Mas o empenhamento cívico não pode ser decretado. Pressupõe competências democráticas: saber exprimir o seu ponto de vista, ouvir e respeitar o dos outros, gerir pacificamente os conflitos, participar na tomada de decisões colectivas... Tudo isto são competências e atitudes que podem ser aprendidas desde a mais tenra idade, através da experiência da vida em grupo.

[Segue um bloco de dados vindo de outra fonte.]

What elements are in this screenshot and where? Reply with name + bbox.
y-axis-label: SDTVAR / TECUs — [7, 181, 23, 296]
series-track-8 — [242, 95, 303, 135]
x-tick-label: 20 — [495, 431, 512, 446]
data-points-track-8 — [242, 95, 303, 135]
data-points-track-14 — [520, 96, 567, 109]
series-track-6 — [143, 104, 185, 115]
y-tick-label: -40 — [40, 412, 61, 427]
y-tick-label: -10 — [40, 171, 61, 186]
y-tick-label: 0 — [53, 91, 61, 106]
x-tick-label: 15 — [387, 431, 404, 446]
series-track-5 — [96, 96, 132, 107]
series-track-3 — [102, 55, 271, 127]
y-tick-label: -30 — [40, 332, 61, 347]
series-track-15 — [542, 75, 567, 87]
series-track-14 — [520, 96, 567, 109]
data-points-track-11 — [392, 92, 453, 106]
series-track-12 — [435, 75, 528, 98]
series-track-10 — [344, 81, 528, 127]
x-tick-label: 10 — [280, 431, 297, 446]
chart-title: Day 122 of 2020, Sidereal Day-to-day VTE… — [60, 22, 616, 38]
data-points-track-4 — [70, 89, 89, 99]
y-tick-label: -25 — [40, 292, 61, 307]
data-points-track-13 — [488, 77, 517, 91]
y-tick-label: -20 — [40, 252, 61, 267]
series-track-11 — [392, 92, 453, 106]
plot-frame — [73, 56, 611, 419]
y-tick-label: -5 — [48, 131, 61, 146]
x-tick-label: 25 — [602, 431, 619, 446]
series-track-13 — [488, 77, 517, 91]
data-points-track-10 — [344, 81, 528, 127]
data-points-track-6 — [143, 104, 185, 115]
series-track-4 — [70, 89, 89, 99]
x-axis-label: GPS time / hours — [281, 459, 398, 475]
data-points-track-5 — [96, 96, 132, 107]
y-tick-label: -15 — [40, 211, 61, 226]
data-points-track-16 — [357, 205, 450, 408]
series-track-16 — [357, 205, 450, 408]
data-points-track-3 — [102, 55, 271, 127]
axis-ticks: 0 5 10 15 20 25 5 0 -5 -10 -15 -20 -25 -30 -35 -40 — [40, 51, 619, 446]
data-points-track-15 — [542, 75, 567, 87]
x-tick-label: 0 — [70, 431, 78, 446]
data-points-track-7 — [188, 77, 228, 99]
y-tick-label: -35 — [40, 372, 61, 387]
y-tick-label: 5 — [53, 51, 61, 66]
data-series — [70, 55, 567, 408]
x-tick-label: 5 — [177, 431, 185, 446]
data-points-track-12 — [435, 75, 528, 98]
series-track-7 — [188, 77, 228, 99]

A sala de aula é um ótimo local de treino de competências cívicas e sociais, desde que o professor estabeleça um verdadeiro "clima democrático", baseado na co-construção de regras, na liberdade de expressão e numa cultura de cooperação. Medidas como mensagens claras, conselhos de alunos e ensino cooperativo desenvolvem a capacidade de ouvir, a empatia e o sentido de responsabilidade. A cidadania ativa é forjada diariamente.
Reinventar um modelo educativo que, sem abandonar a transmissão de conhecimentos, se preocupe mais com o desenvolvimento global e a realização da criança. Um modelo em que o desempenho anda de mãos dadas com a criatividade e o empenhamento, em que os alunos podem construir a sua identidade cultivando as suas múltiplas formas de inteligência.
Esta aspiração não é utópica, como o demonstram muitas iniciativas prometedoras, aqui e noutros locais. Partir das necessidades e dos talentos de cada aluno, propor-lhes desafios estimulantes, envolvê-los em projectos com sentido: todas estas são alavancas que podem ser utilizadas para encorajar o prazer de aprender e o desejo de progredir. Quando a avaliação valoriza o sucesso em vez de penalizar as insuficiências, e quando abrange um vasto leque de competências, todos podem desfrutar da experiência gratificante do sucesso académico.
É claro que esta mudança de paradigma não se fará sem obstáculos e resistências. Exigirá mudanças fundamentais na formação dos professores, na organização dos estudos e na orientação. Significa convencer os pais de um conceito mais amplo de sucesso, que vai para além das classificações e dos diplomas. Trata-se de um projeto a longo prazo, que exige a mobilização de todos os intervenientes. Mas o que está em jogo é muito importante: a saúde e o futuro dos nossos jovens estão em jogo.
Numa altura em que os desafios ecológicos e sociais nunca foram tão prementes, precisamos de cidadãos realizados e criativos, dotados de múltiplas competências para imaginar novas soluções. E isto começa na escola. Precisamos de uma educação que revele e desenvolva o potencial único de cada criança.
Referências
1. abolir as notas na escola: "Eu sei como as notas podem ser stressantes para os alunos", diz Pierre Rondeau, [sem data]. [em linha]. Disponível em: https: //rmc.bfmtv.com/actualites/societe/supprimer-les-notes-a-l-ecole-je-sais-combien-la-note-est-un-pouvoir-stressant-pour-l-eleve-devoile-pierre-rondeau_VN-202411250603.html [Acedido em 6 de dezembro de 2024].